Cengiz Erdil
EGE’DE GÖZDEN KAÇAN ANTİK ALANLAR
‘Ege Bölgesi’nde kaldırdığın taşın altından tarih çıkıyor’ sözü çok doğru. Muğla’nın Milas ilçesinde birkaç yıl önce, apartman inşaatı sırasında çok büyük bir lahit yani anıt mezar bulunmuştu. Yine çok değil, bu yılın mart ayında Bodrum’da konut inşaatı sırasında 2 bin 400 yıllık lahit bulundu. Buna bazıları şaşırmış olabilir ama bu toprakların güngörmüşleri hiç önemsemediler. Çünkü Bergama’dan başlayıp Güney’e uzanan coğrafyada bazı köylerde evlerin duvarlarının antik yapı taşlarıyla örüldüğünü biliyoruz.
Anadolu’da eski zaman insanlarının günlük hayatları, kentler arasında savaş, Ege’nin diğer yakası ve Doğu’dan gelen saldırganlar, tarihçiler için en can alıcı araştırma konuları. Yabancıların belgesel çalışmalarında görev aldığım zaman yüzeysel de olsa arkeoloji konusunda biraz bilgi sahibi oldum. Elbette araştırıp okuyunca da öğreniyorsun antik alanları.
Ege’de gözlerden kaçan ilginç antik mekanlar var. Uzmanlar ve meraklıları bilir ama yöre halkı bile nasıl topraklarda yaşadığı bilmez, çoğuna göre taş taştır, köy evlerinde dolgu malzemesi olarak kullanılması bir zamanlar çok zahmetsizdi. Şimdi turizm sayesinde, önce devletin sonra da yerelin gözü açıldı. Ancak yine de devletin buralara gönderdiği görevlileri de tarihi mekanların farkında olmadan görev sürelerini tamamlar. Elin adamı ise haritalarla belgelerle gelir, Ege’nin karış karış tarih atlasıyla karşına çıkar, şaşırırsınız.
İASOS VE HERAKLİA
Ege’de yaygın bilinen, daha doğrusu turist çeken antik alanlar Efes, Milet, Didim Afrodisyas, Bergama ve Halikarnas harabeleridir. Popüler olmayan ama işin uzmanlarını heyecanlandıran iki yerden söz edeceğim şimdi.
İyi haberden başlayalım, uzun süredir duran İasos arkeoloji kazıları yeniden başlıyor. İasos harabeleri Muğla Milas’a bağlı Kıyıkışlacık Köyünde bulunuyor. Kuruluşu 5 bin yıl önceye gidiyor, Perslerin, Büyük İskender’in ayak bastığı bir yerden söz ediyoruz.
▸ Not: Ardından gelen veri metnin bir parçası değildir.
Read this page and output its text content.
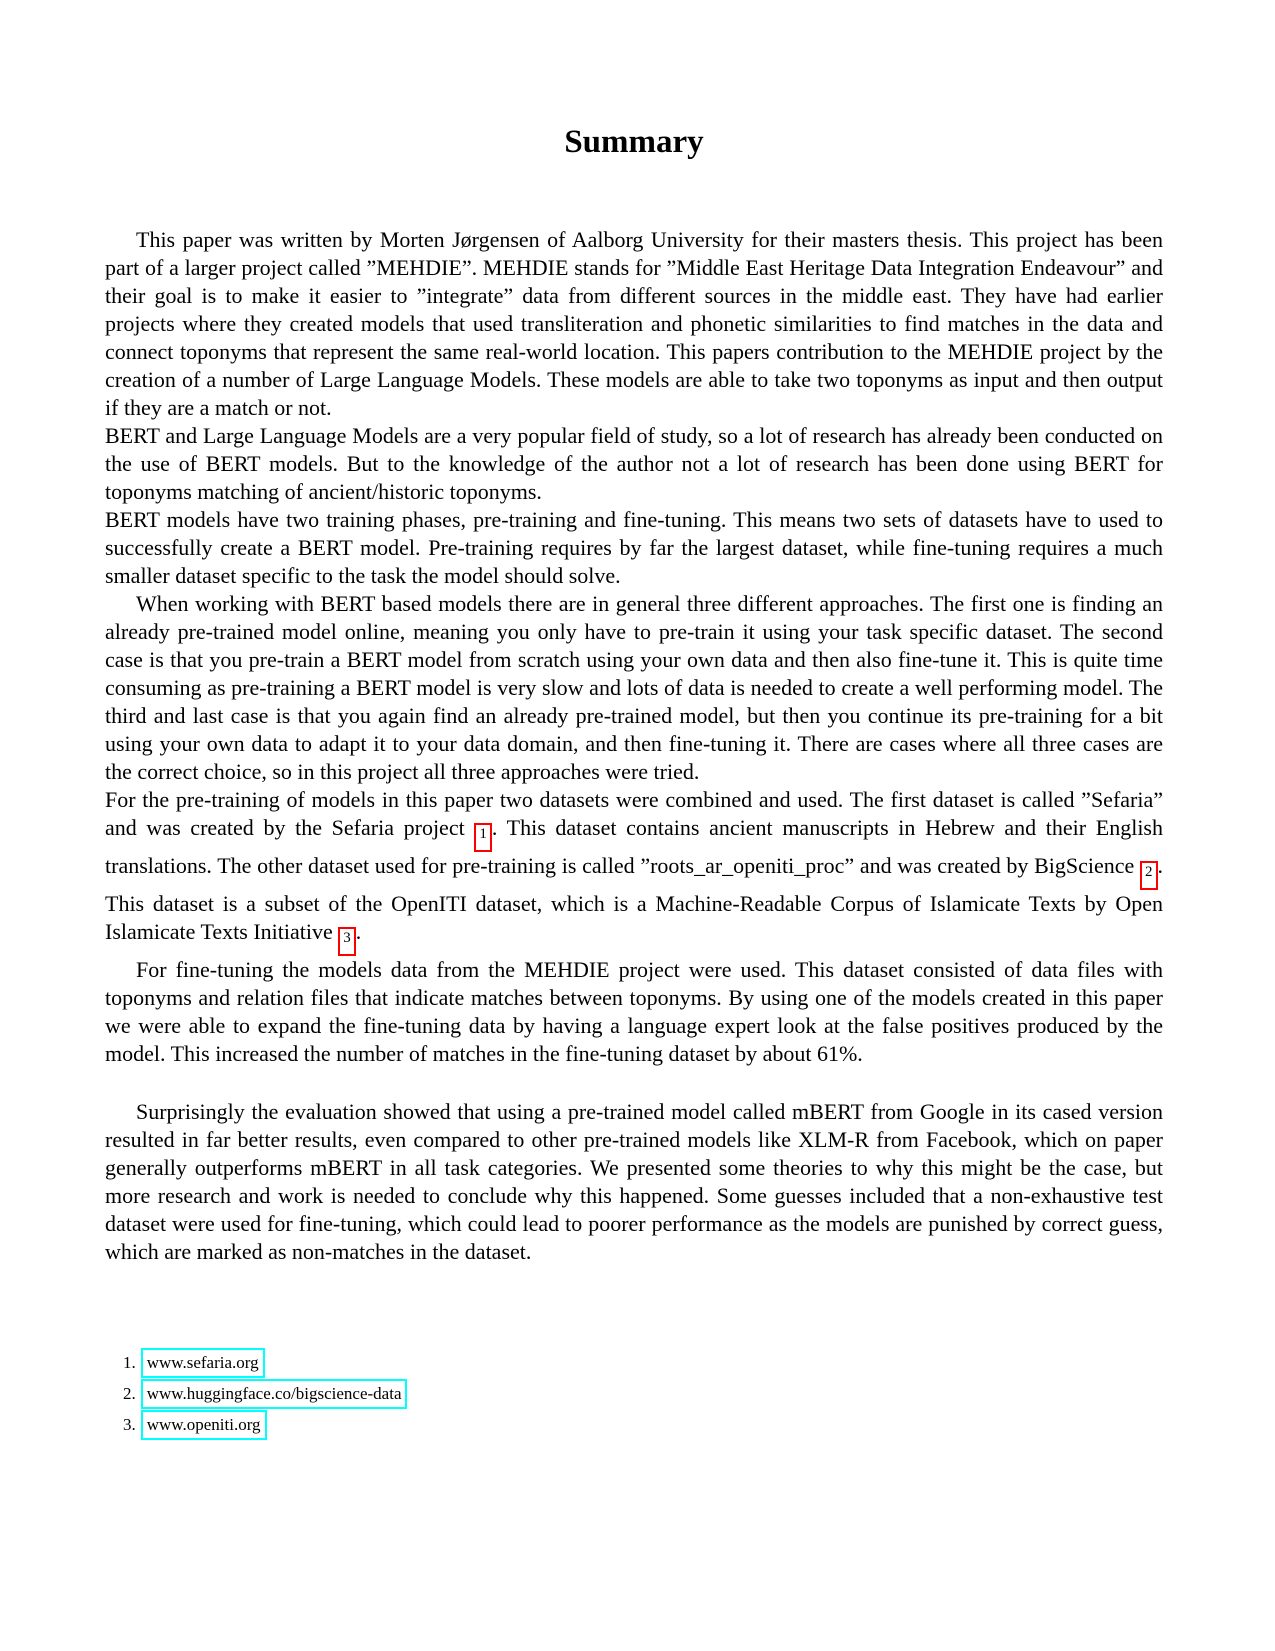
Summary

This paper was written by Morten Jørgensen of Aalborg University for their masters thesis. This project has been part of a larger project called ”MEHDIE”. MEHDIE stands for ”Middle East Heritage Data Integration Endeavour” and their goal is to make it easier to ”integrate” data from different sources in the middle east. They have had earlier projects where they created models that used transliteration and phonetic similarities to find matches in the data and connect toponyms that represent the same real-world location. This papers contribution to the MEHDIE project by the creation of a number of Large Language Models. These models are able to take two toponyms as input and then output if they are a match or not.

BERT and Large Language Models are a very popular field of study, so a lot of research has already been conducted on the use of BERT models. But to the knowledge of the author not a lot of research has been done using BERT for toponyms matching of ancient/historic toponyms.

BERT models have two training phases, pre-training and fine-tuning. This means two sets of datasets have to used to successfully create a BERT model. Pre-training requires by far the largest dataset, while fine-tuning requires a much smaller dataset specific to the task the model should solve.

When working with BERT based models there are in general three different approaches. The first one is finding an already pre-trained model online, meaning you only have to pre-train it using your task specific dataset. The second case is that you pre-train a BERT model from scratch using your own data and then also fine-tune it. This is quite time consuming as pre-training a BERT model is very slow and lots of data is needed to create a well performing model. The third and last case is that you again find an already pre-trained model, but then you continue its pre-training for a bit using your own data to adapt it to your data domain, and then fine-tuning it. There are cases where all three cases are the correct choice, so in this project all three approaches were tried.

For the pre-training of models in this paper two datasets were combined and used. The first dataset is called ”Sefaria” and was created by the Sefaria project 1 . This dataset contains ancient manuscripts in Hebrew and their English translations. The other dataset used for pre-training is called ”roots_ar_openiti_proc” and was created by BigScience 2 . This dataset is a subset of the OpenITI dataset, which is a Machine-Readable Corpus of Islamicate Texts by Open Islamicate Texts Initiative 3 .

For fine-tuning the models data from the MEHDIE project were used. This dataset consisted of data files with toponyms and relation files that indicate matches between toponyms. By using one of the models created in this paper we were able to expand the fine-tuning data by having a language expert look at the false positives produced by the model. This increased the number of matches in the fine-tuning dataset by about 61%.

Surprisingly the evaluation showed that using a pre-trained model called mBERT from Google in its cased version resulted in far better results, even compared to other pre-trained models like XLM-R from Facebook, which on paper generally outperforms mBERT in all task categories. We presented some theories to why this might be the case, but more research and work is needed to conclude why this happened. Some guesses included that a non-exhaustive test dataset were used for fine-tuning, which could lead to poorer performance as the models are punished by correct guess, which are marked as non-matches in the dataset.

1. www.sefaria.org
2. www.huggingface.co/bigscience-data
3. www.openiti.org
Tarihteki ilk zeytinyağı atölyesi ve balık pazarının izleri var burada.
Kıyıkışlacık Köyüne giden yollar şimdilerde taş ocakları, madenlerin, balık çiftliklerinin kamyonlarıyla dolu. Antik alan çok bakımsız durumda.
Antik kent limanı üzerine kurulan iskele yıllardır çevre ve deniz kirliliğine neden oluyor. İasos’da kazılarla birlikte deniz kıyı temizliğin şart olduğunu belirtiyor uzmanlar.
Ve Herakleia… Bafa Gölü’nün kıyısında şimdi Kapıkırı Köyünün tam ortasında. 1991 yılında şöyle bir dokunarak başlanan kazılar 2 binli yıllardan sonra durdu. Bu süre içinde Latmos dağlarında tarih öncesinden kalan kaya resimleri de bulundu. Bugün Agora ve tapınak kalıntılarına kısmen ulaşıldığı söylenebilir.
Bafa bir dönem denizle bağlantılıydı. Herakleia da bir liman kentiydi. Altı buçuk kilometre uzunluğunda surları ve 65 kulesi vardı. Büyük bir deprem sonrası denizden kopuş kenti yok olmaya mahkum etti. Arkeologlar, buradaki kazı çalışmalarından değerli sonuçlar alınabileceğini belirtiyorlar.
Bir yanda Bafa Gölü, bir yanda önemli bir antik alan… Taşlık arazisi yüzünden Ege’nin yoksul köylerinden sayılan Kapıkırı ve Herakleia bugün kaderine terkedilmiş durumda. Sadece meraklılar ve doğa yürüyüşçülerinin yolu düşer, ara sıra da bazı yerli ve yabancı turist grupları şöyle bir uğrar gider.
Herakleia ve İasos harabeleri ortaya çıkarsa, çevresi de düzenlenirse asıl turizm ve kültür yatırımı bu olur. Ancak bölgede peynir ekmek gibi taş ocaklarına izin verenlere gel de anlat bu durumu… Onların gözünde koylara devasa oteller dikmek daha önemli.